Hué à Cannes, le nouveau film de Nicolas Winding Refn est évidemment fait pour diviser et déjouer les attentes, loin d’un cinéma formaliste, le voici qui continue à expérimenter pour parler de l’attraction fatale de la beauté dans the Neon Demon.
Avec the Neon Demon, il continue cette démarche avec un film aux limites de l’expérimental racontant comment une jeune fille débarque à Los Angels pour devenir mannequin et connait une ascension fulgurante qui va attiser les obsessions et les jalousies. Un récit qui aurait tout pour être un drame ou un récit horrifique et que NWR va traiter d’une manière étrange et déroutante, entre Kubrick et Lynch mais avec aussi du Dario Argento ou du De Palma, déconstruisant le concept de scénario pour ne livrer que quelques paroles sans grand intérêt au milieu d’images sublimes et métaphoriques.
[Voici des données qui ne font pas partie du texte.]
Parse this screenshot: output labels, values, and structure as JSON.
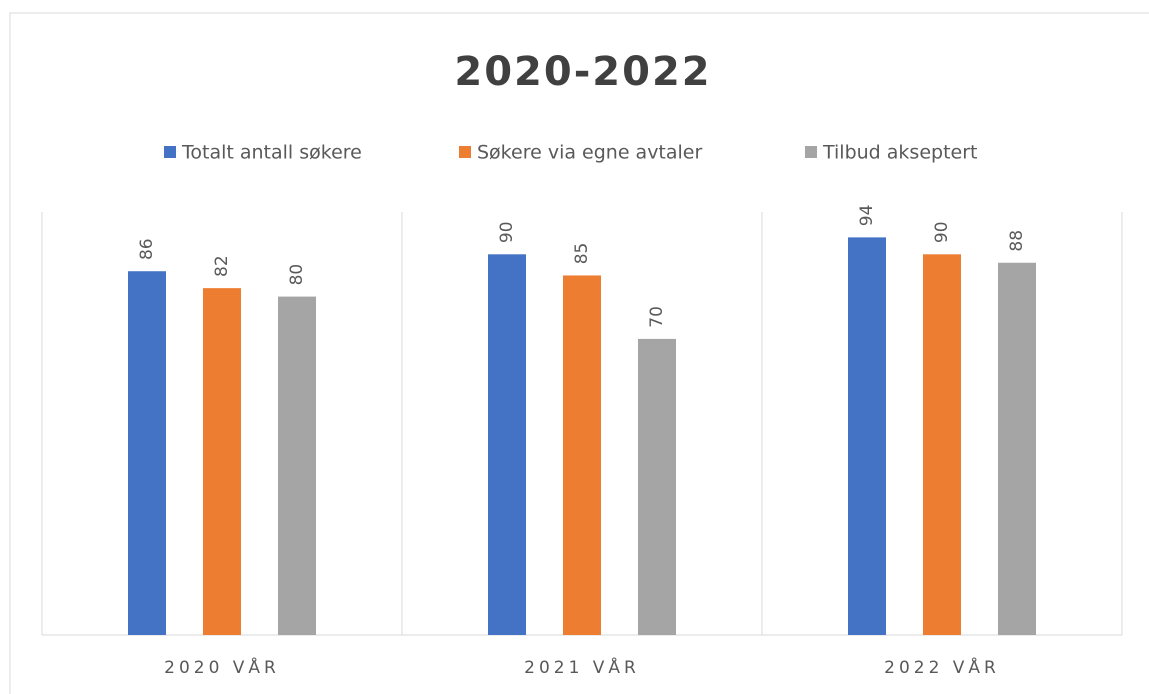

Evidemment, en auteur mégalo et fascinant, NWR se garde bien de donner toute les réponses textuellement et il faut bien plonger dans le film et ses images et associations de symboles pour décoder tout ce qu’il veut dire. En effet, si le film intrigue au premier abord et se termine en faisant penser à un bel objet bien vide, rempli seulement de vacuité et de portes ouvertes sur « le monde de la mode est impitoyable» , c’est avec du recul que l’on s’aperçoit que le film pose bien plus de questions et développe en nous une certaine obsession et réflexion sur ce mal moderne qu’est la recherche de la beauté.
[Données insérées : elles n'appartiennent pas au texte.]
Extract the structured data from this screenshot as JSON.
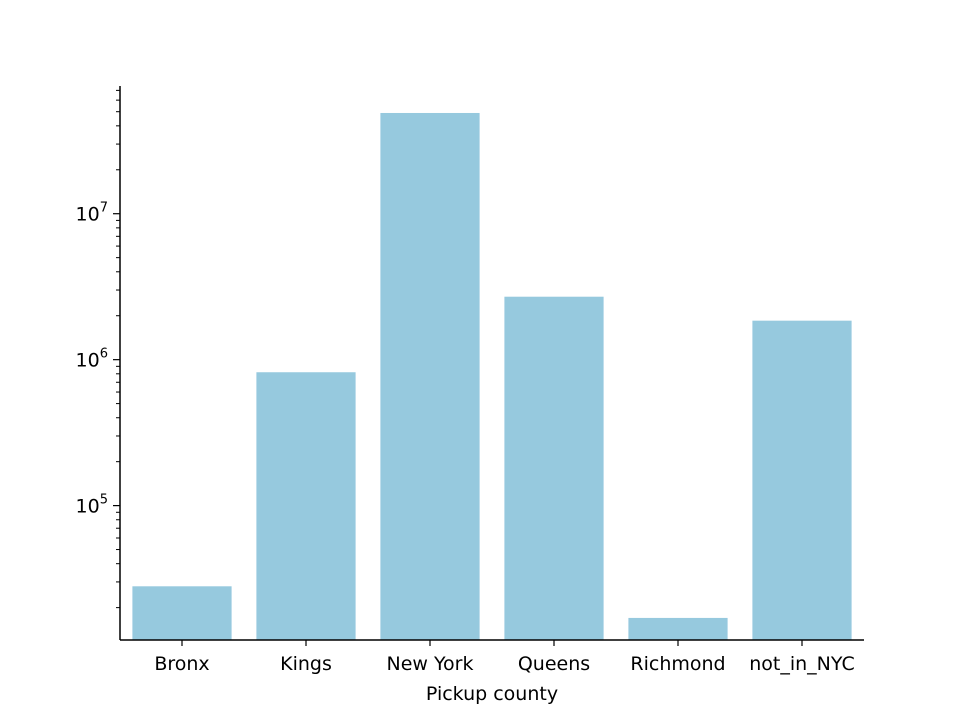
{
  "chart_data": {
    "type": "bar",
    "title": "",
    "xlabel": "Pickup county",
    "ylabel": "",
    "y_scale": "log",
    "ylim": [
      12000,
      75000000
    ],
    "y_ticks": [
      {
        "value": 100000,
        "base": "10",
        "exp": "5"
      },
      {
        "value": 1000000,
        "base": "10",
        "exp": "6"
      },
      {
        "value": 10000000,
        "base": "10",
        "exp": "7"
      }
    ],
    "categories": [
      "Bronx",
      "Kings",
      "New York",
      "Queens",
      "Richmond",
      "not_in_NYC"
    ],
    "values": [
      28000,
      820000,
      49000000,
      2700000,
      17000,
      1850000
    ],
    "bar_color": "#96c9de",
    "axis_color": "#000000",
    "grid": false,
    "legend": "none"
  }
}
Laissant libre court à l’interprétation du spectateur, lui laissant le soin de recoller certains morceaux sur la dimension mystique et fantastique ou non de son film appuyé par une esthétique glam parfois particulièrement macabre (en sale gosse qu’il est, NWR n’hésite même plus à aller jusqu’à la nécrophilie) mais toujours particulièrement aboutie et réfléchie, le réalisateur entame donc une réflexion fascinante sur la beauté. Il s’appuie pour cela sur l’image diaphane et l’innocence d’une Elle Fanning étrange en créature juvénile et pure (mais à quel point ?) au milieu des mannequins artificielles dévorées par l’ambition et la jeunesse qu’elle ne retrouvent plus dans le reflet du miroir. NWR arrive donc aux limites du contes de fées urbain, démontant pièce par pièce ce que semble être le conte de fée de la vie de mannequin pour en faire une allégorie plus large sur la recherche de la beauté et le besoin de dévorer l’innocence pour retrouver la pureté originelle.
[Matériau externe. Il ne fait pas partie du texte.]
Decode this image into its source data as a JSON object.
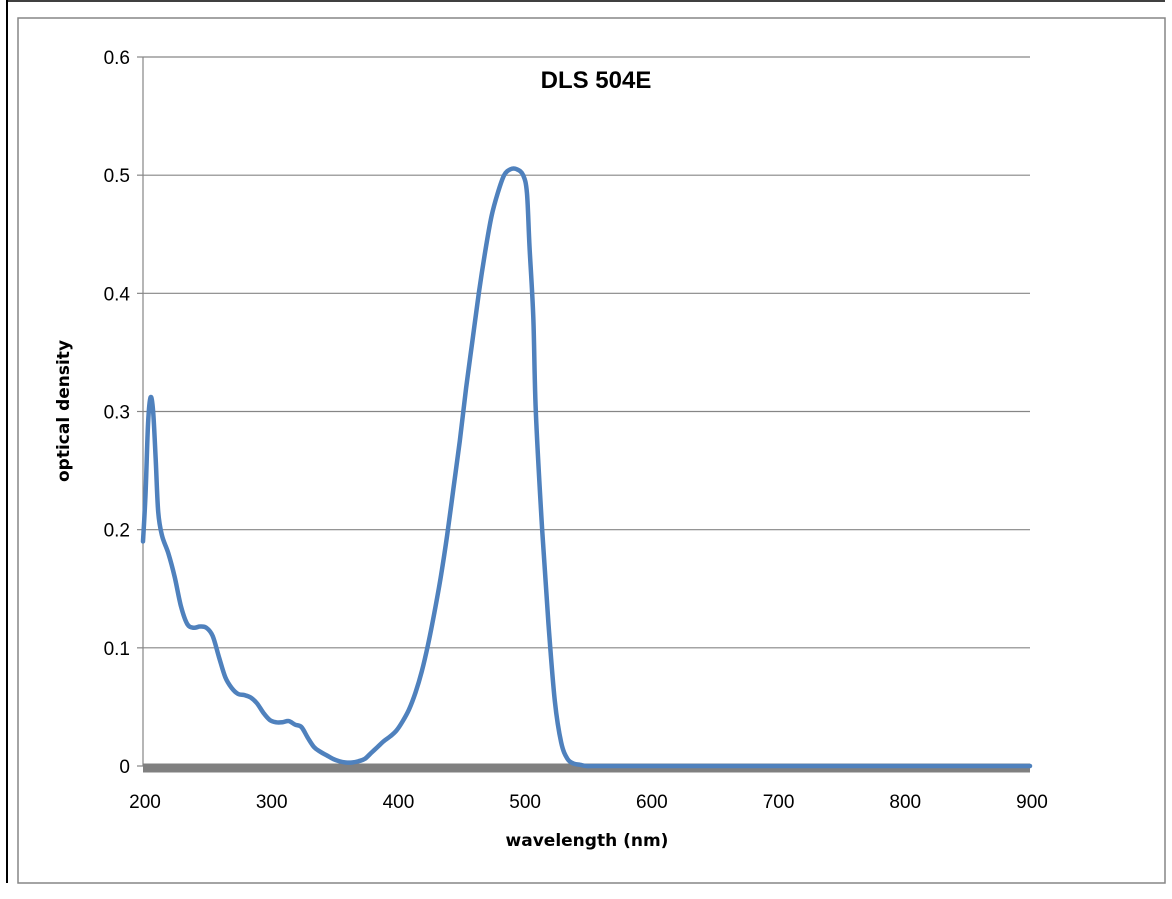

Il ne faut pas non plus oublier au crédit de cette fascinante et provocante réflexion sur la beauté le rôle ambigu de Jena Malone en sorcière révélatrice ou encore la musique de Cliff Martinez toujours inspiré pour nous faire entrer dans l’atmosphère unique de NWR, sans oublier le travail esthétique remarquable de Natasha Braier à la photographie qui prend bien la relève de Newton Thomas Sigel et Larry Smith avec une identité propre.
A n’en pas douter, the Neon Demon peut désorienter, décevoir, énerver au premier abord, mais force est de reconnaître, qu’il développe tout de même derrière son atmosphère aguicheuse une réflexion fascinante, certes parfois maladroite ou mégalo, sur l’obsession moderne pour la recherche de la beauté et le mythe de la jeunesse éternelle.